Khan was worried about the future of the agency, and Mercedes was worried about the future of Khan. Eight years older than Lesser, he was starting to have issues with his blood pressure. Mercedes had already been the accommodating lover of a wealthy man in an unhappy marriage, and didn’t want, God forbid, to end up again with the short end of a wife’s vitriol.
This time she tended to both the husband and the wife, monitoring Khan’s stress levels and Grace’s growing addiction to drugs and alcohol. She had neither conscience nor guilt that she had been the person to whom Grace had turned when seeking advice. Having been burned years earlier, Mercedes angled to be on the inside; guiding, advising, solidifying all ends toward her means. And after she’d checked Grace into the relatively new Betty Ford Center for drug and alcohol abuse, she was able to be with Khan practically every night, all the while encouraging his wife to focus on herself.
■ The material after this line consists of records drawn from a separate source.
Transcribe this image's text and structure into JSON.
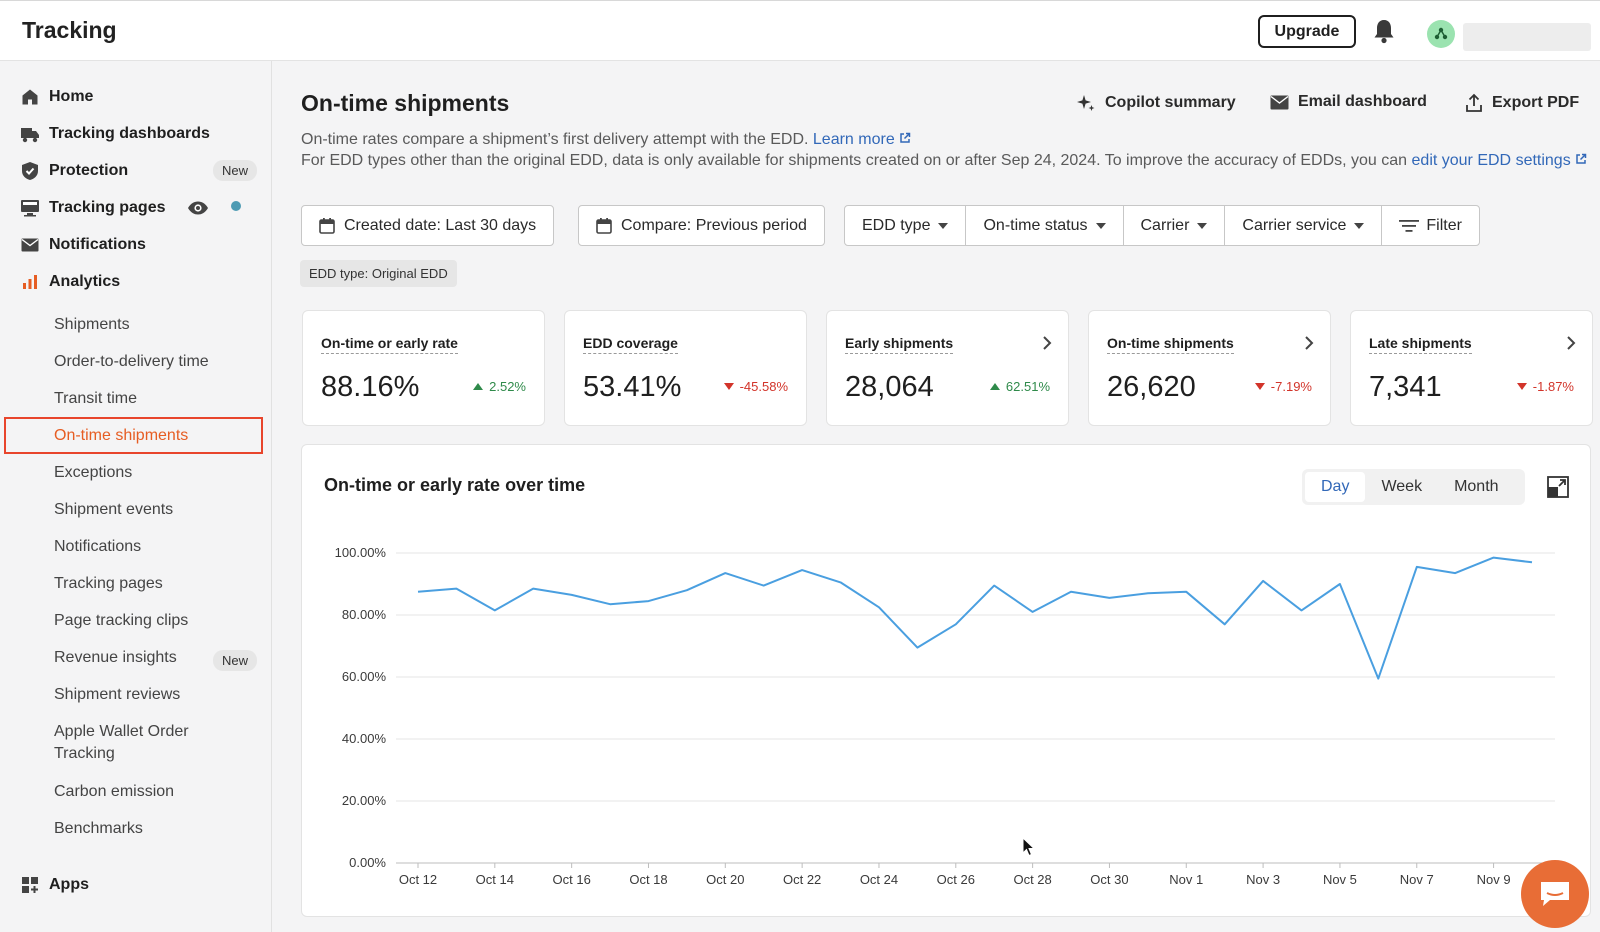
{
  "app": {
    "title": "Tracking"
  },
  "topbar": {
    "upgrade_label": "Upgrade"
  },
  "sidebar": {
    "items": [
      {
        "label": "Home",
        "icon": "home-icon"
      },
      {
        "label": "Tracking dashboards",
        "icon": "truck-icon"
      },
      {
        "label": "Protection",
        "icon": "shield-icon",
        "badge": "New"
      },
      {
        "label": "Tracking pages",
        "icon": "monitor-icon"
      },
      {
        "label": "Notifications",
        "icon": "mail-icon"
      },
      {
        "label": "Analytics",
        "icon": "bar-chart-icon"
      }
    ],
    "analytics_subitems": [
      {
        "label": "Shipments"
      },
      {
        "label": "Order-to-delivery time"
      },
      {
        "label": "Transit time"
      },
      {
        "label": "On-time shipments",
        "active": true
      },
      {
        "label": "Exceptions"
      },
      {
        "label": "Shipment events"
      },
      {
        "label": "Notifications"
      },
      {
        "label": "Tracking pages"
      },
      {
        "label": "Page tracking clips"
      },
      {
        "label": "Revenue insights",
        "badge": "New"
      },
      {
        "label": "Shipment reviews"
      },
      {
        "label": "Apple Wallet Order Tracking"
      },
      {
        "label": "Carbon emission"
      },
      {
        "label": "Benchmarks"
      }
    ],
    "apps": {
      "label": "Apps",
      "icon": "apps-grid-icon"
    }
  },
  "main": {
    "title": "On-time shipments",
    "actions": {
      "copilot": "Copilot summary",
      "email": "Email dashboard",
      "export": "Export PDF"
    },
    "description": {
      "line1": "On-time rates compare a shipment’s first delivery attempt with the EDD.",
      "learn_more": "Learn more",
      "line2": "For EDD types other than the original EDD, data is only available for shipments created on or after Sep 24, 2024. To improve the accuracy of EDDs, you can",
      "edit_link_a": "edit your EDD",
      "edit_link_b": "settings"
    },
    "filters": {
      "created_date": "Created date: Last 30 days",
      "compare": "Compare: Previous period",
      "edd_type": "EDD type",
      "on_time_status": "On-time status",
      "carrier": "Carrier",
      "carrier_service": "Carrier service",
      "filter": "Filter"
    },
    "active_chip": "EDD type: Original EDD",
    "metrics": [
      {
        "label": "On-time or early rate",
        "value": "88.16%",
        "change": "2.52%",
        "direction": "up"
      },
      {
        "label": "EDD coverage",
        "value": "53.41%",
        "change": "-45.58%",
        "direction": "down"
      },
      {
        "label": "Early shipments",
        "value": "28,064",
        "change": "62.51%",
        "direction": "up"
      },
      {
        "label": "On-time shipments",
        "value": "26,620",
        "change": "-7.19%",
        "direction": "down"
      },
      {
        "label": "Late shipments",
        "value": "7,341",
        "change": "-1.87%",
        "direction": "down"
      }
    ],
    "chart_panel": {
      "title": "On-time or early rate over time",
      "granularity": [
        "Day",
        "Week",
        "Month"
      ],
      "selected": "Day"
    }
  },
  "colors": {
    "accent_orange": "#e65d23",
    "link_blue": "#3268b8",
    "line_blue": "#4a9fe0",
    "up_green": "#2f8a4a",
    "down_red": "#d2342a"
  },
  "chart_data": {
    "type": "line",
    "title": "On-time or early rate over time",
    "xlabel": "",
    "ylabel": "",
    "ylim": [
      0,
      100
    ],
    "yticks": [
      "0.00%",
      "20.00%",
      "40.00%",
      "60.00%",
      "80.00%",
      "100.00%"
    ],
    "xticks": [
      "Oct 12",
      "Oct 14",
      "Oct 16",
      "Oct 18",
      "Oct 20",
      "Oct 22",
      "Oct 24",
      "Oct 26",
      "Oct 28",
      "Oct 30",
      "Nov 1",
      "Nov 3",
      "Nov 5",
      "Nov 7",
      "Nov 9"
    ],
    "grid": true,
    "series": [
      {
        "x": [
          "Oct 12",
          "Oct 13",
          "Oct 14",
          "Oct 15",
          "Oct 16",
          "Oct 17",
          "Oct 18",
          "Oct 19",
          "Oct 20",
          "Oct 21",
          "Oct 22",
          "Oct 23",
          "Oct 24",
          "Oct 25",
          "Oct 26",
          "Oct 27",
          "Oct 28",
          "Oct 29",
          "Oct 30",
          "Oct 31",
          "Nov 1",
          "Nov 2",
          "Nov 3",
          "Nov 4",
          "Nov 5",
          "Nov 6",
          "Nov 7",
          "Nov 8",
          "Nov 9",
          "Nov 10"
        ],
        "values": [
          87.5,
          88.5,
          81.5,
          88.5,
          86.5,
          83.5,
          84.5,
          88.0,
          93.5,
          89.5,
          94.5,
          90.5,
          82.5,
          69.5,
          77.0,
          89.5,
          81.0,
          87.5,
          85.5,
          87.0,
          87.5,
          77.0,
          91.0,
          81.5,
          90.0,
          59.5,
          95.5,
          93.5,
          98.5,
          97.0
        ]
      }
    ]
  }
}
Sam’s passing had been a reality check, putting Harvey’s life and life choices top of mind. Mercedes, wanting to calm the seas, urged Khan to work in tandem with Sheila Day to help steady the ship, pointing out that Sam, brilliant as he was, had marginalized Khan, often keeping him outside of his deals and away from his clients. But Sheila wanted to include Khan, and Mercedes believed they could work together in a way that Harvey and Sam never had.
“It’s going to be better in the long run,” she told him.
And handing the reins to Sheila, at Mercedes’s behest, he began to think so, too.
With Khan’s endorsement and support, Sheila went to work changing the narrative. “They have the young turds,” Sheila would say to the press, purposely mispronouncing “Young Turks”—the name given the newest crop of Alliance agents. “We have the old broad,” she’d add, turning their criticism of her on its ear.
Her humor saved them from bleeding out. She knew she couldn’t beat the competition in terms of aggression or youth, so she leaned into legacy, experience, and wit, making the oldest agency in the world the underdog. People not only began rooting for Light, but they also began rooting for Sheila. They wanted her to win.
Reinforcing that narrative, Sheila advised that agents take clients into their confidence, asking for time to prove they could do the job. That tactic not only made the clients stand with the agents, but it undercut the sincerity of their other pursuers. The competition looked like bullies, picking on the beleaguered agency, trying to sign everyone and anyone, less out of passion and more out of a need to destroy. It became a sign of solidarity to stand with the old guard.
Sheila and her inner circle worked tirelessly, meeting each client, and each client’s demands, empowering her lieutenants, encouraging them to take on more. Moze Goff seconded Garry Sampson on many of Sam’s stars, while Sheila partnered with Gil Amati on the legacy clients such as Goldie Hawn, Stanley Kramer, and Warren Beatty.
Additionally, Sheila and Jamie Garland reinforced Candice Bergen’s representation, which had been in question and, equally significant, they managed to secure the representation of Debra Winger, one of the biggest female stars in the world, signaling to the industry that Light wasn’t just playing defense.
Sheila had magnificently steered the ship clear of danger, but with blinders on; she failed to recognize other obstacles—namely, the competition’s pursuit of her key agents.